Quincy would be lying if she said she wasn’t hesitant. The longer they talked about her issues, the more uncomfortable and tense she was becoming. The louder the noise was growing. It was something she’d noticed before when forced to talk about herself. She didn’t like doing it, and her brain seemed to respond to that distress by pushing back even harder.
In answer, Dave reached down and tugged open the bottom drawer on his desk, reached inside, and pulled out…a saxophone.
“Huh.” It wasn’t exactly what she was expecting. “Okay.”
“I hope you’ll forgive me, but I set our first test in motion before we even began.”
Sure, Quincy thought. Of course he did.
He gestured towards his phone. “For the last 20 minutes, we’ve been listening to jazz played primarily on the saxophone. While you may not have been listening closely, I believe the part of your brain affected by RNB has been absorbing the data around you.”
He held the instrument out to her. “Take it,” he urged. “Hold it. Feel it. See what happens.”
She had to admit, it wasn’t entirely without precedent. She had done something similar at a fall festival a few months ago.

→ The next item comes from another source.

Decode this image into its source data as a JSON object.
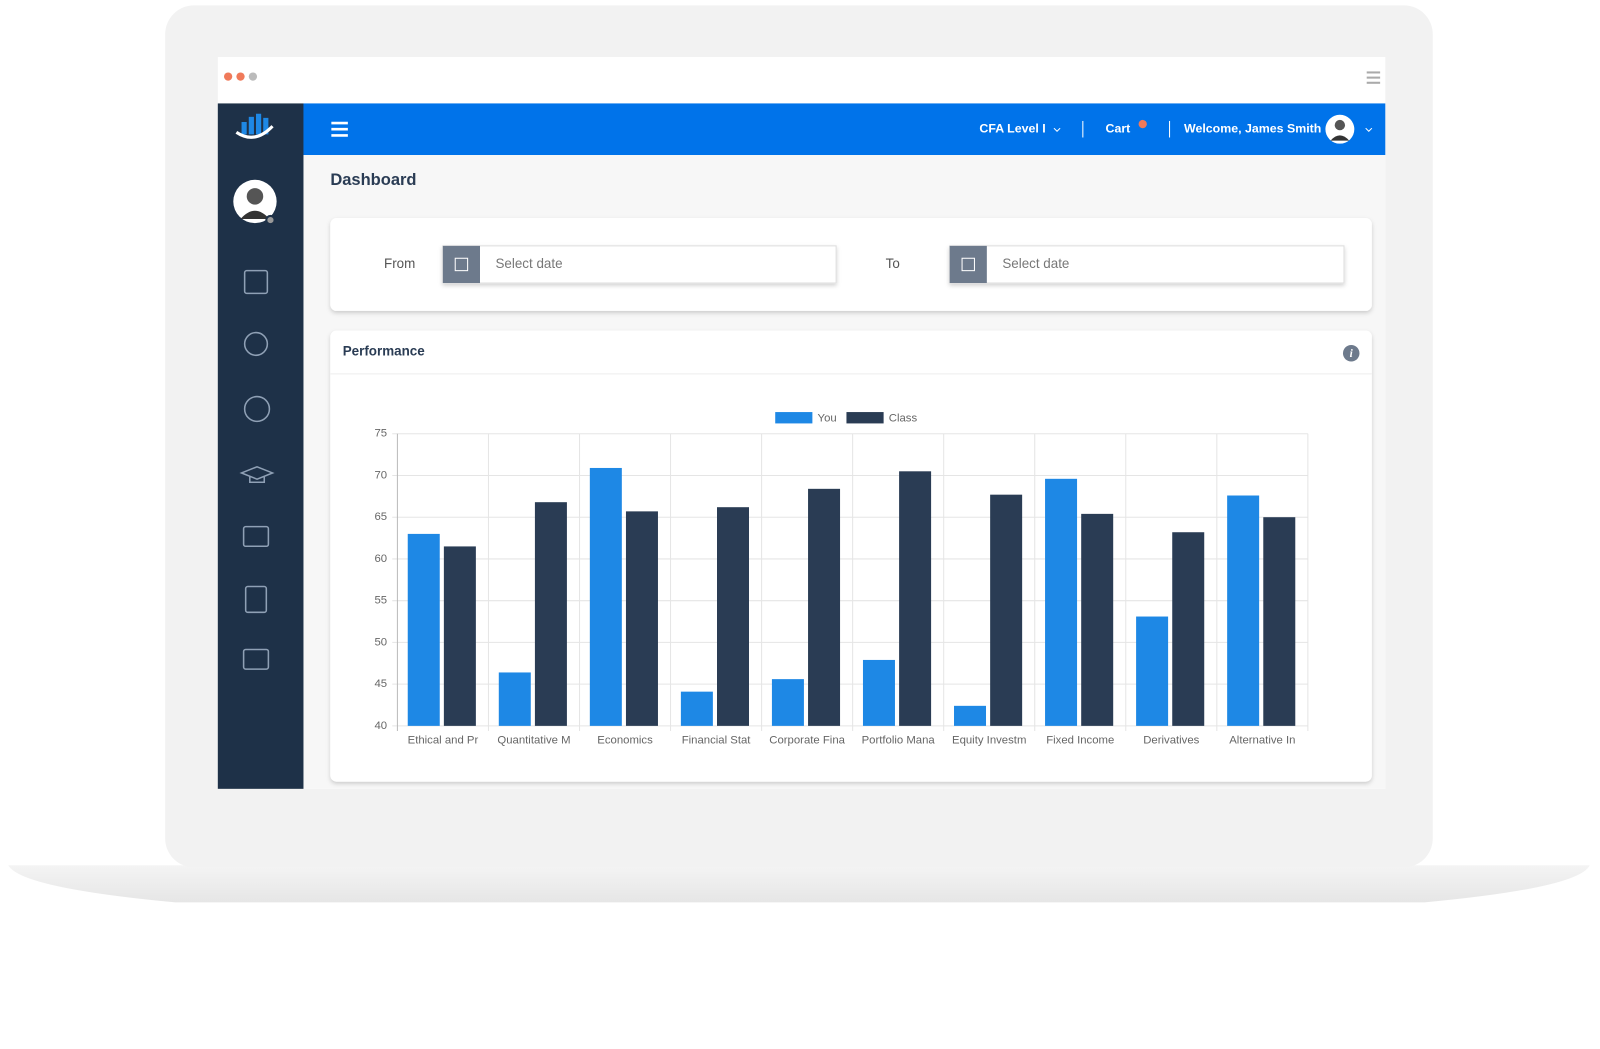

She had been with Logan, before she knew Logan was part of something bigger and before her carefully-constructed world had exploded around her. There had been an old farmer playing a hand-made fiddle for the crowds. Logan had gone to talk to the man and Quincy had followed, like she always did, and had somehow found the fiddle in her own hands. She’d given quite a demonstration that night and unknowingly confirmed Logan’s suspicions about her identity. This experiment with the saxophone would be more of the same.
Quincy h
esitated only a moment more before reaching out and taking the instrument. She stood and walked across the room, just holding it. What if she wanted to play it? How would she start? As she considered it, the room around her went soft, like the focus was slightly off, and all the noise clamoring at the back of her head blinked off, like someone had flipped a switch. She brought the sax up slowly, bending her head down to meet it in the middle, when suddenly -
“Stop!” Dave exclaimed.
Quincy startled, jerking violently out of the weird sensation of acting without knowing she was acting.
“That right there. What was that?” Dave stared her down, forcing her to concentrate on the question. “Something happened. What was it?”
Quincy thought back to when the world had begun to blur around her. It wasn’t the first time it had happened and, now that she understood there was something different about her brain, she could admit that something unusual always followed.
“I was just thinking about the sax,” Quincy said. “I was thinking about whether I wanted to play it or not. I decided I did and then…I don’t know. It’s like the world shifted around me. Everything else faded to the background - even the noise,” she said ruefully. “It was kind of nice.”
“Has it happened before? That exact feeling?” Dave asked.
Quincy nodded. “I’d never really noticed until the Colonel slammed me over the head with it but yeah, it’s happened before.”
“When?” Dave asked.
“When I spoke Spanish last week.” She tried to think. “When the Colonel’s lapdog tried to kill me in that gas station bathroom.” She thought back. “I knew I couldn’t let him get me in there. I knew I was going to have to fight, even if I had no chance of getting away. I was thinking about what my first move would look like and then world went all fuzzy. For just a few seconds, it was like being wrapped in cotton. Then everything sharpened suddenly, and I just moved. I don’t really even know what I did,” she admitted. “All I know is, Brandon was down and I was out the door.”